The challenge of writing recipes


 An article in the Washington Post food section this week about recipe testing took me back to the 70s when I was food editor at the Detroit Free Press.

Very few newspapers then had test kitchens. (Not many have them today either.) I don't know how many food editors actually cooked but I was committed to trying every recipe before printing it. 

I inherited the Free Press test kitchen, an old, institutional-green painted room with an odd collection of antiquated utensils and a few beat-up pans. It was nothing like the photo of the Saveur magazine test kitchen above. 

I remember the first time I actually cooked something. People came from all over. Most reporters didn't even know the Freep had a test kitchen. That's how often it had been used.  

The Post article says that a story out of Chile this past December "was enough to make a publisher’s blood turn colder than a liquid nitrogen milkshake." A newspaper there, La Tercera, was convicted of printing a recipe that caused 13 people to get burned when frying churros in hot oil. They had to pay the victims  more than $160,000 in damages. When handing down its decision, the Chilean Supreme Court said, according to published accounts, that La Tercera had failed to fully test the recipe, causing the rolls of dough to become, essentially, projectile objects.

I agree that it's important for reporters to check all facts and that includes recipes.But even well-tested recipes don't necessarily guarantee success. I remember one cookie recipe that generated a lot of complaints. Surprisingly, the recipe with only three ingredients -- butter, sugar and flour -- had been tested several times and always turned out perfectly. For me, that is.

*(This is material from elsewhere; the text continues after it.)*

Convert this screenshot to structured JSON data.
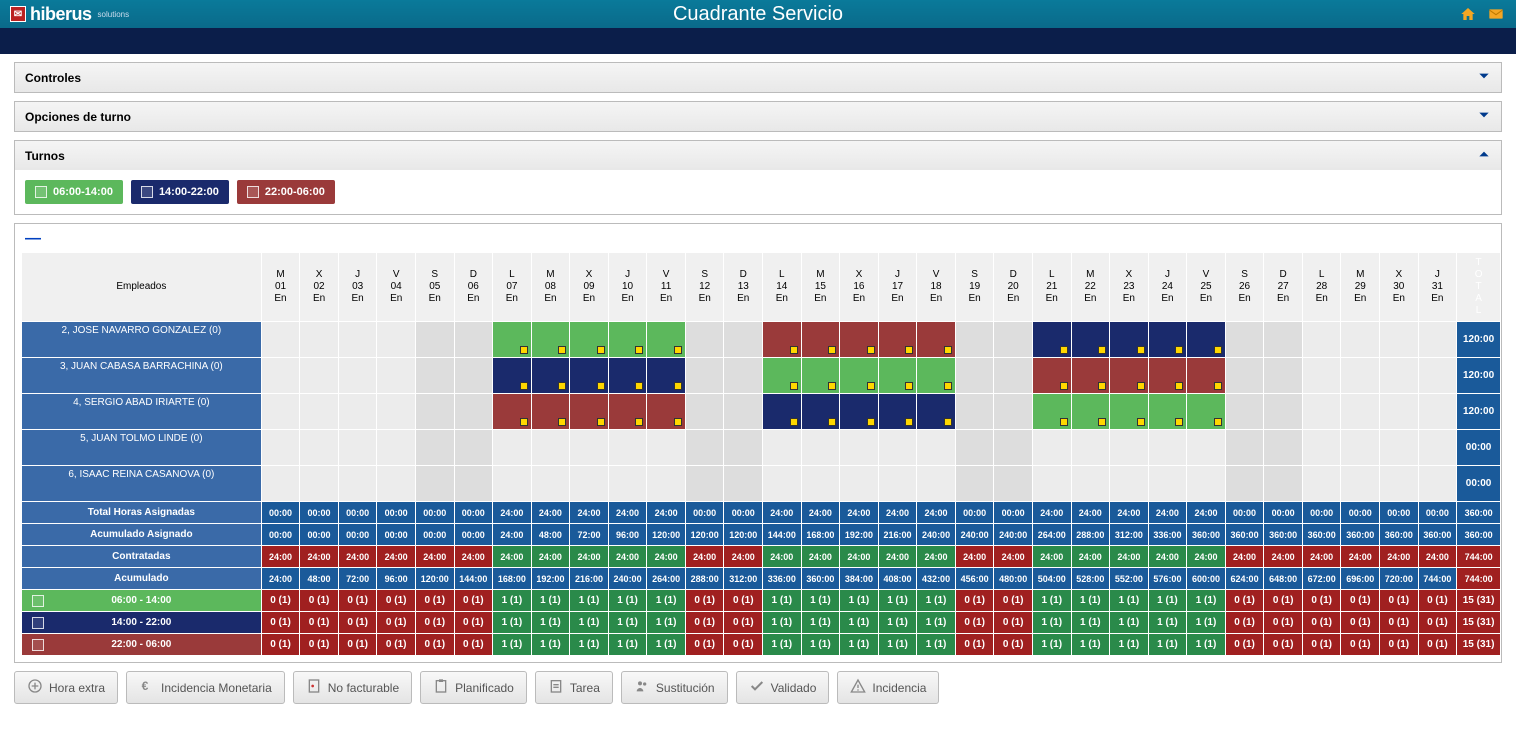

What could be the problem? A cube of butter is a cube of butter after all. It had to be the way people measured the flour and sugar. To investigate the problem, I collected measuring cups from several dozen neighbors and weighed one cup of sugar to see if all of the measuring devices held the same amount. What an unpleasant surprise! Only a few of the 1-cup measuring cups actually held that amount. 
But even if people weighed out their ingredients instead of using cups, there will still be problems. When I was on tour promoting my first cookbook, Five in Ten: Five Ingredients in 10 Minutes or Less, I prepared a lot of recipes with ingredients that had been assembled for me and found out that what is "finely chopped" to one person is "pulverized" to another. Recently I went to coffee at a friend's house. She served chocolate chip oatmeal cookies. When I asked for the recipe, she said it was mine. Funny thing is her cookies didn't look like any that I've ever seen.

Developing recipes is not an easy job.